Band Broadening Correction
Virtually all online fractionation techniques use detectors in series. As shown in the above animation, however, this creates a fundamental problem. When a narrow "peak" moves along the flow path, each flow cell acts like a small mixing volume that causes the initially sharp peak to broaden with a slight exponential tail. Each detector in the flow path sees an increasingly broadened peak that is different from the initial ideal peak.
Although this broadening might appear slight, it has deleterious effects on any analysis method that relies on data from multiple detectors. Consider the fractionated BSA monomer sample at right detected by a light scattering (LS) and refractive index (RI) detector in series. The calculated molar mass depends on the ratio of the light scattering and refractive index peaks. The RI peak (dashed line) has clearly been broadened with respect to the LS peak (solid line), resulting in a calculated molar mass that has a "grimace", or frown across the peak. For BSA monomer, however, the mass should be constant across the peak.
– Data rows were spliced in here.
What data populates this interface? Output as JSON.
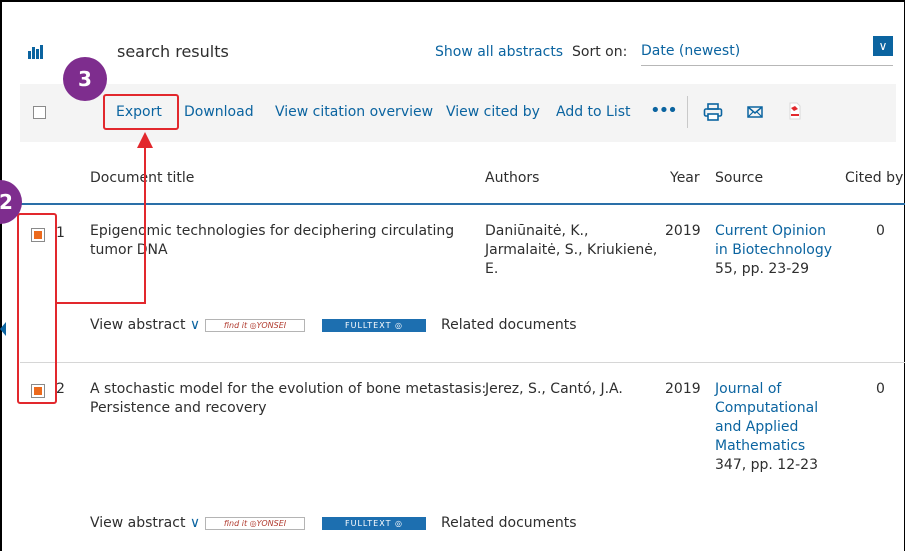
{
  "header": {
    "title": "search results",
    "show_all_abstracts": "Show all abstracts",
    "sort_label": "Sort on:",
    "sort_value": "Date (newest)"
  },
  "toolbar": {
    "export": "Export",
    "download": "Download",
    "view_citation_overview": "View citation overview",
    "view_cited_by": "View cited by",
    "add_to_list": "Add to List",
    "more": "•••"
  },
  "table": {
    "columns": [
      "Document title",
      "Authors",
      "Year",
      "Source",
      "Cited by"
    ],
    "rows": [
      {
        "num": "1",
        "title_lines": [
          "Epigenomic technologies for deciphering circulating",
          "tumor DNA"
        ],
        "author_lines": [
          "Daniūnaitė, K.,",
          "Jarmalaitė, S., Kriukienė,",
          "E."
        ],
        "year": "2019",
        "source_lines": [
          "Current Opinion",
          "in Biotechnology"
        ],
        "source_pages": "55, pp. 23-29",
        "cited_by": "0",
        "checked": true
      },
      {
        "num": "2",
        "title_lines": [
          "A stochastic model for the evolution of bone metastasis:",
          "Persistence and recovery"
        ],
        "author_lines": [
          "Jerez, S., Cantó, J.A."
        ],
        "year": "2019",
        "source_lines": [
          "Journal of",
          "Computational",
          "and Applied",
          "Mathematics"
        ],
        "source_pages": "347, pp. 12-23",
        "cited_by": "0",
        "checked": true
      }
    ],
    "view_abstract": "View abstract",
    "related_documents": "Related documents",
    "find_it_badge": "find it ◎YONSEI",
    "fulltext_badge": "FULLTEXT ◎"
  },
  "annotations": {
    "step3": "3",
    "step2": "2"
  },
  "colors": {
    "link": "#0b64a0",
    "annotation_red": "#e2282d",
    "badge_purple": "#7e2d8e",
    "checkbox_orange": "#ec6a1d"
  }
}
Wyatt Technology is excited to provide the first real solution to this fundamental problem. Our scientists have developed a patented band broadening correction algorithm that accounts for the physical broadening mechanism. When this band broadening correction is applied, the results are amazing.
Consider the fractionated BSA series at left, where the data in blue is not corrected for band broadening, while the data in red includes the band broadening correction. The uncorrected data exhibits the classic grimace in molar mass across each peak, while the band-broadening-corrected data clearly shows the "staircase" behavior expected for the oligomer sequence.
The fractionated BSA example also shows the effect of the band broadening correction on the LS trace. Applying the correction modifies the LS trace slightly to match the broadened RI trace. This modification results in little, if any real loss in resolution, yet reveals the molar masses accurately.